So if skunkiness is caused by light acting on chemicals in hops, and if virtually all beers contain hops, how does Miller get away with using colorless bottles for its Genuine Draft, which has replaced its High Life? (It's the same recipe, but Genuine Draft is cold filtered instead of being pasteurized, as High Life was.)

Chemical trickery, that's how. Instead of using actual hops for bittering the beer, Miller uses a chemically modified form of hops' alpha acids known by several brand names, among them Tetrahop Gold. It does not produce 3-methyl-2-butene-1-thiol when struck by light, but according to the Ghent chemists, it can still produce rotten-egg odors. Uncolored bottles are cheaper than colored ones, however, so Miller's fiscal folks apparently prevailed over their flavor mavens.

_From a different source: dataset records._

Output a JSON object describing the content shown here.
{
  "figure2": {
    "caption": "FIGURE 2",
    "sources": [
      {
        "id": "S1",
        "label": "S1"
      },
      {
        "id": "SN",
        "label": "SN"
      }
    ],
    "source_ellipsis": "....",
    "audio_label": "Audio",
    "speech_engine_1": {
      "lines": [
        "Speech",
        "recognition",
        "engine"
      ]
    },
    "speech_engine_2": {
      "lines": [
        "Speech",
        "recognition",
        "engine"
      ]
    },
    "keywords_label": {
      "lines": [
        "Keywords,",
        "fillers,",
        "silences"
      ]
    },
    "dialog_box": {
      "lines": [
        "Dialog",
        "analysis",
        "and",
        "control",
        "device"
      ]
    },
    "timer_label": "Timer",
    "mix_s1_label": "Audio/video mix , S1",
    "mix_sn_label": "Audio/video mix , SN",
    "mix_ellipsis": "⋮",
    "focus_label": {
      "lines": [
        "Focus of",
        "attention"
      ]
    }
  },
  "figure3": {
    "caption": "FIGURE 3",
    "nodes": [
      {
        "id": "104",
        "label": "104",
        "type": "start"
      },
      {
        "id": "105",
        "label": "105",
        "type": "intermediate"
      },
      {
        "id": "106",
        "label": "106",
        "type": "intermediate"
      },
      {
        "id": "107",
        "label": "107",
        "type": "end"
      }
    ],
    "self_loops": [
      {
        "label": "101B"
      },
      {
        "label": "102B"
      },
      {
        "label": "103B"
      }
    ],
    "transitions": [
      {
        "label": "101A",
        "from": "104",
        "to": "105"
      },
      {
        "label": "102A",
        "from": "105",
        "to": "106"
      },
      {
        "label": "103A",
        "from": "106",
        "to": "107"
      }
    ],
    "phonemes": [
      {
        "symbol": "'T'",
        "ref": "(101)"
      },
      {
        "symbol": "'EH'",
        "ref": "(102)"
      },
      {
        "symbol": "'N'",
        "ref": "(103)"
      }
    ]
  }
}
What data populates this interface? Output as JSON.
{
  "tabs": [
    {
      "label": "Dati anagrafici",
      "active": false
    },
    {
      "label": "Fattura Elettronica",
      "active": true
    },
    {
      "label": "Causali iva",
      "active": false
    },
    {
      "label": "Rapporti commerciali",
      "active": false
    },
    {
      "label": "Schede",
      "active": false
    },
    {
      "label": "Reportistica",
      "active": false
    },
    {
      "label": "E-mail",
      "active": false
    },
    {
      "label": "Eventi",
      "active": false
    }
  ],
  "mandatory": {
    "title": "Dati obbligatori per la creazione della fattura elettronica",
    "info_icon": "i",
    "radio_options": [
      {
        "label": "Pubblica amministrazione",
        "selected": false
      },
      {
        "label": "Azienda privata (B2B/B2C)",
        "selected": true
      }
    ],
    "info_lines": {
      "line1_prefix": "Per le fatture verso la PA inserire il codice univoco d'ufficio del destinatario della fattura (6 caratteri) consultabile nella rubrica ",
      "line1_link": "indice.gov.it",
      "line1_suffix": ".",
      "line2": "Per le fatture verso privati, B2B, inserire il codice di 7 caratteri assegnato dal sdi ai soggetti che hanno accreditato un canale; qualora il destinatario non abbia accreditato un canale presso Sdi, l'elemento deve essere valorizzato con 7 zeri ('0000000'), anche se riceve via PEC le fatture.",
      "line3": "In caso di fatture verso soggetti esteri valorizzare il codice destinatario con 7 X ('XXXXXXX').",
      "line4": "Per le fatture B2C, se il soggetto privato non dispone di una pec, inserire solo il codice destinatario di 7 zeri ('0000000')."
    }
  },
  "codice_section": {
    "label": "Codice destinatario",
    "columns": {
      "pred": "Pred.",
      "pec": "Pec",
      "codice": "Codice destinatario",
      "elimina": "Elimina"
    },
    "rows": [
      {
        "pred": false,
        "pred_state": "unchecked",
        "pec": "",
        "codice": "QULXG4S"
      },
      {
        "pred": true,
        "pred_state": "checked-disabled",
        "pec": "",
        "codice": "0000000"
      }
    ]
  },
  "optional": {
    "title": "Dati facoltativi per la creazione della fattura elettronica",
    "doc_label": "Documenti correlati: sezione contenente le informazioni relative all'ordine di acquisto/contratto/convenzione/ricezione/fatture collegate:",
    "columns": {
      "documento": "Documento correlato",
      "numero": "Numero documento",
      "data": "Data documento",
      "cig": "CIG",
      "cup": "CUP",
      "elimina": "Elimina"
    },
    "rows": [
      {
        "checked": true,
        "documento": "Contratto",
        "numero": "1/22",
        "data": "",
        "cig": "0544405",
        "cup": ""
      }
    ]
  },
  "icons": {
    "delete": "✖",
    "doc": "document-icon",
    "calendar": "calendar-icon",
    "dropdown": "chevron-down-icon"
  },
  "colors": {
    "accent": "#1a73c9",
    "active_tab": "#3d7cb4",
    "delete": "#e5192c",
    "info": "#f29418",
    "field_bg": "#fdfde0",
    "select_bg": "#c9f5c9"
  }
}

Mexico's Corona Extra beer, also sold in a colorless bottle, is customarily served -- at least to us gringos, but not so much in Mexico -- with a wedge of lime stuck in its neck. Nobody really knows how the garnish originated, but cynical armchair historians have two theories: Either it was needed to wipe the rims of hygienically challenged bottles before putting them to the lips, or it served to cover up any skunkiness that developed during shipping and storage.

Me? I never know what I'm supposed to do with the lime, so I discard it and take my chances. Who needs the sourness of lime with his beer, anyway? It's not tequila.